Question

Differentiate the following funetions: \(u=x(1-x)^{4}\)

Short answer

Question: Find the derivative of the function \(u = x(1-x)^{4}\). Answer: \(u'(x) = (1-x)^{3}(1-5x)\).

Step-by-step solution

Identify the functions

We have the function \(u(x) = x(1-x)^{4}\). We will treat it as a product of two functions: - \(f(x) = x\) - \(g(x) = (1-x)^{4}\)

Differentiate f(x)

The derivative of \(f(x) = x\) with respect to x is: \(f'(x) = 1\)

Differentiate g(x)

To find the derivative of \(g(x) = (1-x)^{4}\), we will use the chain rule: \(g'(x) = \frac{d}{dx}((1-x)^{4}) = 4(1-x)^{3}(-1)\) Simplifying, we get: \(g'(x) = -4(1-x)^{3}\)

Apply the Product Rule

Now we will apply the product rule for differentiation. With \(f'(x) = 1\) and \(g'(x) = -4(1-x)^{3}\), we have: \(u'(x) = f'(x)g(x) + f(x)g'(x) = 1(1-x)^{4} + x(-4)(1-x)^{3}\)

Simplify the result

Finally, we simplify the expression for the derivative: \(u'(x) =(1-x)^{3}[(1-x) - 4x]\) And that's our final answer: \(u'(x) = (1-x)^{3}(1-5x)\).

Key concepts

Product Rule

In calculus, the product rule is a valuable tool used for differentiating products of two functions. It's particularly useful when dealing with functions like the one in our exercise, where we have a product of two terms,

• \(f(x) = x\)
• \(g(x) = (1-x)^4\)

The product rule states that if you have a function \(u(x) = f(x) \, g(x)\), then the derivative \(u'(x)\) is given by:\[ u'(x) = f'(x)g(x) + f(x)g'(x) \]This formula helps break down the differentiation process into manageable steps by treating each function component, \(f(x)\) and \(g(x)\), separately. When applying the product rule, make sure to differentiate both functions independently before substituting them back into the formula. In our exercise, this yields the derivative:\[ u'(x) = 1(1-x)^{4} + x(-4)(1-x)^{3} \]Applying the product rule is like dismantling a complex object into simpler parts, solving them, and then putting them back together for a complete solution.

Chain Rule

The chain rule is another essential technique in calculus differentiation. It helps differentiate composite functions, which is when one function is nested inside another, like \(g(x) = (1-x)^4\) in our example. The chain rule formula is:\[ \frac{d}{dx}[h(g(x))] = h'(g(x)) \, g'(x) \]To use the chain rule, identify the outer function \(h\) and the inner function \(g\).

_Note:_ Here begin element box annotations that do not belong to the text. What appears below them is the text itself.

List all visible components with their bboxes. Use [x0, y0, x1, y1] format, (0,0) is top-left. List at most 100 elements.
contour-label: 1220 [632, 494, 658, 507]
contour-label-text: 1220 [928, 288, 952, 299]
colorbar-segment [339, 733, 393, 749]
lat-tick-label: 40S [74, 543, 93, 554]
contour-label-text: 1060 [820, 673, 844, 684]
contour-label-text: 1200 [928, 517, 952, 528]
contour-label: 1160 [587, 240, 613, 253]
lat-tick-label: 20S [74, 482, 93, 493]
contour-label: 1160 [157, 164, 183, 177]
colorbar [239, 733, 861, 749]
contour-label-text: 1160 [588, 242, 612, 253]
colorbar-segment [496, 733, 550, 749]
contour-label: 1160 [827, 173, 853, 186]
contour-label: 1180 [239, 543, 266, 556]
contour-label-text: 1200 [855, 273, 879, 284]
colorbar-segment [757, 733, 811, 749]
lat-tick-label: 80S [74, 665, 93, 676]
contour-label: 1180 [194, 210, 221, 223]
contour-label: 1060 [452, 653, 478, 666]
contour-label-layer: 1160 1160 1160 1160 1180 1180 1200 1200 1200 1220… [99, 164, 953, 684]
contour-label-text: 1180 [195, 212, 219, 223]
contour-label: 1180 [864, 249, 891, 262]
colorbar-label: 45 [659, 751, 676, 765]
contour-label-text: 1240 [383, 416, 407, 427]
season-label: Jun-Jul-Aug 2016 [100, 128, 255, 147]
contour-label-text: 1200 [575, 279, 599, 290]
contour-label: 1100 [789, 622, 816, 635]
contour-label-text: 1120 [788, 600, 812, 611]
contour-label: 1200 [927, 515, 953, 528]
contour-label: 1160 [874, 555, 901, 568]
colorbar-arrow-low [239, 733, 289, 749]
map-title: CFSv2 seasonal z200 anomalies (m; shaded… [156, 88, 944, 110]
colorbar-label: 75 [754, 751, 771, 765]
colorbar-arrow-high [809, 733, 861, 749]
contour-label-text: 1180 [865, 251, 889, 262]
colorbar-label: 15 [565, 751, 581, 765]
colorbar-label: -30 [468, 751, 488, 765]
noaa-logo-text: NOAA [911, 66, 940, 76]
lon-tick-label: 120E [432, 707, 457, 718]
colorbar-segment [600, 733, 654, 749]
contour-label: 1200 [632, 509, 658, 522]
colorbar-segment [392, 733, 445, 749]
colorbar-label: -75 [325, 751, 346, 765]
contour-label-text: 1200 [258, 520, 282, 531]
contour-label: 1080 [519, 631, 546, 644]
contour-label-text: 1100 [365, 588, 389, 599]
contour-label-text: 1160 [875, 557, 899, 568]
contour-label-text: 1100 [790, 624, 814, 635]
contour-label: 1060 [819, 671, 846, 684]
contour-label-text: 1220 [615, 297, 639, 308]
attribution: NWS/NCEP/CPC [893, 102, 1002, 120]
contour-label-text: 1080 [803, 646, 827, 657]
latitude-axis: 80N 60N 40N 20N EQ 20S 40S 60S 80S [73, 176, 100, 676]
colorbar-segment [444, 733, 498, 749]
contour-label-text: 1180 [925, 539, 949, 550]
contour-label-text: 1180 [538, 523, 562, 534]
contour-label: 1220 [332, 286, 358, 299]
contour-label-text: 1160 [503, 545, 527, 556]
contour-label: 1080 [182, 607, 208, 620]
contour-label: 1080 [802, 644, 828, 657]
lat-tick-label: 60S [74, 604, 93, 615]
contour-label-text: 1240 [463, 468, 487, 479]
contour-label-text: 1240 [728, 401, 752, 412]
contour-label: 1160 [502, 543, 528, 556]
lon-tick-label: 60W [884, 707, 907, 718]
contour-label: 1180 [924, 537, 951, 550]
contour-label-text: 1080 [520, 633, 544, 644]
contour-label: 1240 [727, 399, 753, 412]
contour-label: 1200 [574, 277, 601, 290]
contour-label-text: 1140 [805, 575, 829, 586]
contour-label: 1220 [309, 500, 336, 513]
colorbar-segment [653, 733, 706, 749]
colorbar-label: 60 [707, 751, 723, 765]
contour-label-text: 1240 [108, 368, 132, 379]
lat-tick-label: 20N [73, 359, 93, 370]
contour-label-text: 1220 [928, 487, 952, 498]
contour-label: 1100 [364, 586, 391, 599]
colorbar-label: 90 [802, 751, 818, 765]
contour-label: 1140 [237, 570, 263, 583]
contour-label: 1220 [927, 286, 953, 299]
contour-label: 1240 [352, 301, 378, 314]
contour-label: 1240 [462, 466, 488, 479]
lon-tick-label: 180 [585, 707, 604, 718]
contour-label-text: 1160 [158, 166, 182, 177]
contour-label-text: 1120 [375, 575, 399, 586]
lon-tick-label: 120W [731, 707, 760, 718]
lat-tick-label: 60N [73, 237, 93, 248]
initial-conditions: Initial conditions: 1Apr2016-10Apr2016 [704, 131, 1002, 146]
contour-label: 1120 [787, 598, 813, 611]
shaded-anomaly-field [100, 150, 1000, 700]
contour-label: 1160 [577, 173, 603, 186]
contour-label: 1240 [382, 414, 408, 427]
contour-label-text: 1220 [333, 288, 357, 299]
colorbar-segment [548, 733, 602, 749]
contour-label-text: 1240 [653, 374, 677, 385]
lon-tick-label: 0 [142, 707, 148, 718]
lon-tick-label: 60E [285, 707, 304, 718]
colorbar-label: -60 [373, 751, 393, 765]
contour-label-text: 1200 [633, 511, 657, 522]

Differentiate the outer function, leaving the inner part unchanged, and then multiply by the derivative of the inner function.

• In "\((1-x)^4\)", the outer function is "\((\cdot)^4\)" and the inner function is "\((1-x)\)".

Differentiating the outer function results in \(4(1-x)^3\), and multiplying by the derivative of the inner function \((-1)\), gives us:\[ g'(x) = -4(1-x)^3 \]This step-by-step process ensures that no part of the composite function is left undifferentiated.

Calculus Differentiation

Calculus differentiation forms the backbone of mathematical analysis in change and rates, such as speed and acceleration. The primary goal in differentiation is to find the derivative of functions, which indicates the function's rate of change. In our example, we applied both the product rule and the chain rule to find \(u'(x)\). These rules are foundational methods in doing calculus differentiation effectively.Engage in the practice of identifying the parts of the function:

• Differentiate each part using the appropriate rule.
• Simplify the resulting expression for an accurate result.

Understanding these core concepts is crucial because it allows you to approach complex functions with structured strategies, breaking them down into simpler components. With repeated practice, these rules become second nature, making differentiation a much smoother process. Our final result for the derivative, \(u'(x) = (1-x)^{3}(1-5x)\), illustrates the concise clarity calculus differentiation brings to function analysis.